Un testo molto più recente, pubblicato qualche giorno fa su America Magazine, la voce dei gesuiti statunitensi e scritto da Simcha Fisher, si intitolava “La superstizione è un peccato. Ed è più comune di quello che i cattolici possano pensare”. Esaminando pratiche devozionali legate alla statua di san Giuseppe, formule battesimali, paramenti particolari e altre stranezze sperimentate nel partecipare a riti cattolici, Fisher ha proposto un ragionamento sulla quota di superstizione che tutt’oggi esiste nel modo di vivere di molte e molti fedeli. Ha ricordato che secondo il Catechismo della Chiesa Cattolica le pratiche superstiziose sono proibite perché attribuiscono l’efficacia delle preghiere o dei segni sacramentali alla loro mera esecuzione esterna, a prescindere dalle disposizioni interiori richieste.

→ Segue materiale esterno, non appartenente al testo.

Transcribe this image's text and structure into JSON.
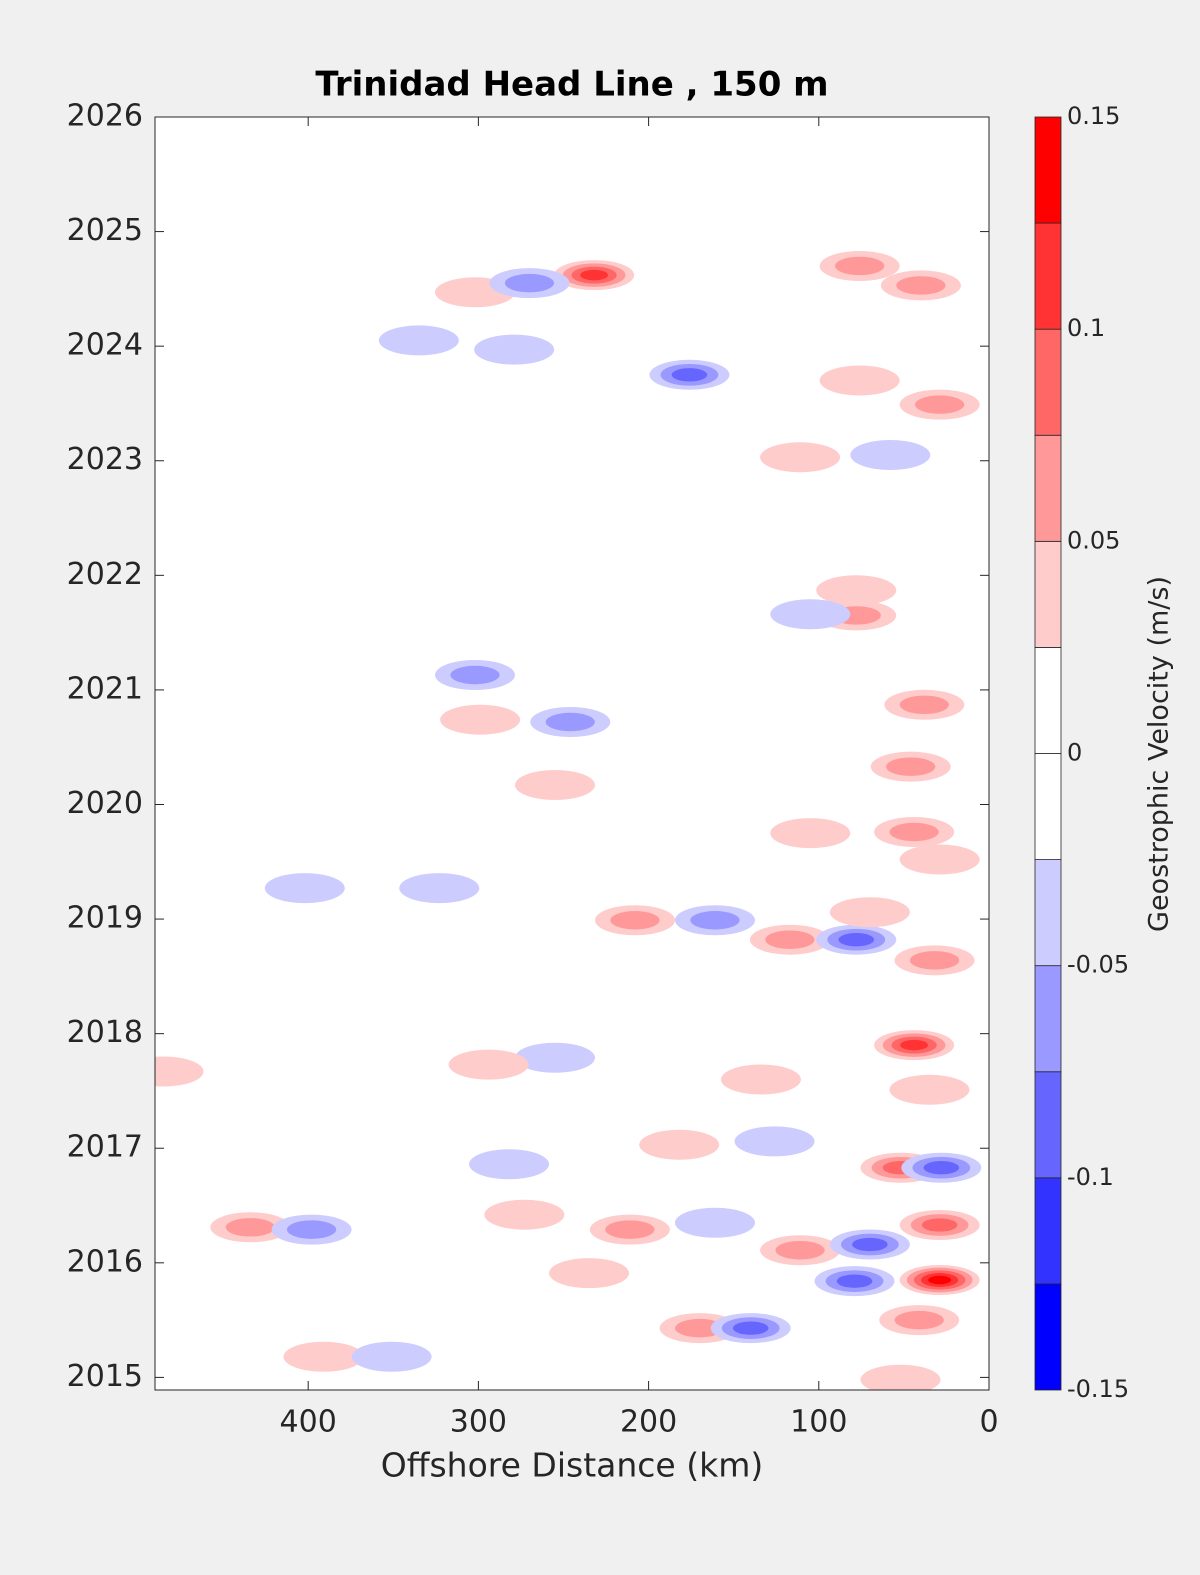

In sintesi, bisogna pregare con cuore sincero, non con gesti eclatanti. Così come per i neo-convertiti Kalispel, anche per il cattolico del terzo millennio svincolare il comportamento dalla fede interiore non è un percorso sempre immediato. Non c’è nulla di nuovo. 

“Le cose cambiano” e “Non c’è nulla di nuovo” sono le due espressioni che ho scelto per chiosare il commento ai due documenti. Sembrano in contraddizione, ma a ben pensarci non lo sono: il mutamento – in questo caso quello della pratica religiosa pasquale – non è mai lineare, procede per strade intricate che non escludono certo la marcia indietro. Buona Pasqua.